Adrian Ghenie, The Impressionists (2020), via Pace
This new body of work continues Ghenie’s exploration of abstract figures, layered shapes, and gestural painting techniques to create complex images intertwined with art historical narratives. Ghenie’s meditation on the idea of hooliganism, examining the role of rebellion in the artistic process, is applied here towards an excavation of art history and European history in tandem, long a hallmark of the artist’s work.  Somber and gritty, his canvases feature gestural, abstract brushstrokes that build on their roughshod application and clumpy application to create a wild gestural mass, here twisted in portraits and representations of the aforementioned figures, or turned them into references of their works.

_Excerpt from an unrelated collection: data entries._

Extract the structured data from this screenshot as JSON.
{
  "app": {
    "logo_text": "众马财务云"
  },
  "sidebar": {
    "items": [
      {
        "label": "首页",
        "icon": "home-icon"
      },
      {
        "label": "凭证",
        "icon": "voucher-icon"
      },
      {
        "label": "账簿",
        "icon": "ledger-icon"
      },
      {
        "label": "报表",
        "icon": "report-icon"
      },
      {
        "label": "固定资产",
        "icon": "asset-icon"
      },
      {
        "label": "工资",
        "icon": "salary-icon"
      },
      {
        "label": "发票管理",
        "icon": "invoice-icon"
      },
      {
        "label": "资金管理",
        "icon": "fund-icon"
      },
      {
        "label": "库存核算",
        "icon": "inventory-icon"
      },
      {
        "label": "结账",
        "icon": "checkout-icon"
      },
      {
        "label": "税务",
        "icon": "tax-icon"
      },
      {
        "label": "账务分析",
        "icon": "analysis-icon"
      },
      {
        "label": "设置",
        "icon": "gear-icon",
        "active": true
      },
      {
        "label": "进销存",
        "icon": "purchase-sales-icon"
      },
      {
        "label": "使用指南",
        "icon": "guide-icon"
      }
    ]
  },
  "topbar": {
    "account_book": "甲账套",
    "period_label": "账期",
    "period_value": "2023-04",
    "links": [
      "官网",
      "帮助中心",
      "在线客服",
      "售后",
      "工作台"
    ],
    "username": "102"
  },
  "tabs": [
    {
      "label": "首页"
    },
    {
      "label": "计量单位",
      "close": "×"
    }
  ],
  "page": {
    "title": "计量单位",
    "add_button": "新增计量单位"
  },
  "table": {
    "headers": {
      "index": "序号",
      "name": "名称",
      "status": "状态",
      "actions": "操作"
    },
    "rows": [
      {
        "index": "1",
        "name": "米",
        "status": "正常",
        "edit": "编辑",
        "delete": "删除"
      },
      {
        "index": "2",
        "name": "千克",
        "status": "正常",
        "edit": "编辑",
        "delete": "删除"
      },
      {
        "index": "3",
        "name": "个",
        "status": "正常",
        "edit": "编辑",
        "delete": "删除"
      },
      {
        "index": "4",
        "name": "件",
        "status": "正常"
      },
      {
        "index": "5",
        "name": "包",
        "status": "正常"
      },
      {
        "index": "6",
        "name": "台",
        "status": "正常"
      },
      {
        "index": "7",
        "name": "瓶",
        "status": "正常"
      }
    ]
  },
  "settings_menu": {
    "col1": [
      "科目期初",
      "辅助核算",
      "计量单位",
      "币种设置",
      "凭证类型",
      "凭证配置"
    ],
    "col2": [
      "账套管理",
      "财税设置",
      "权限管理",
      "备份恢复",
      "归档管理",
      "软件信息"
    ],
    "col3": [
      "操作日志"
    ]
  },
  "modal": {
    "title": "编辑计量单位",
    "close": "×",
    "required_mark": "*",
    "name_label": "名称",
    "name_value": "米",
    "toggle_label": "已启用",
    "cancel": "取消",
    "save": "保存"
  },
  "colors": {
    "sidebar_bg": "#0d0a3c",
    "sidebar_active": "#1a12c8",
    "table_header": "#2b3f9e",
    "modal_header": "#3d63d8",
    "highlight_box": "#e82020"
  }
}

Adrian Ghenie, The Haystack (2020), via Pace
Adrian Ghenie, The Hooligans (Installation View), via Pace
Ghenie sees these artists as active disruptors in the flow and continuation of academic painting, affirming the materiality of oil paints with their loose brushstrokes, while amplifying painting’s optical qualities.  Paint in these artists works was equally a sensuous experience of the material and an expression of the self, realized through the images these artists depicted. Here, Ghenie turns that notion on its ear, bringing these artists’ visages to the forefront with the same visceral energy their work expressed, that same sense of immersive luminosity and chromatic richness. new optical instruments and scientific experiments had already initiated. Ghenie, whose past work has explored the relationship between painting and cinema, continues to mine art’s ever-evolving relationship to history, vision, and technology, as suggested by the presence of anachronistic details, such as sneakers and baseball caps, VR goggles and security cameras, that interrupt broad sections drawn from familiar nineteenth-century paintings.
The show, an expressive and intuitive investigation of the meaning and drive of these artists, closes February 27th.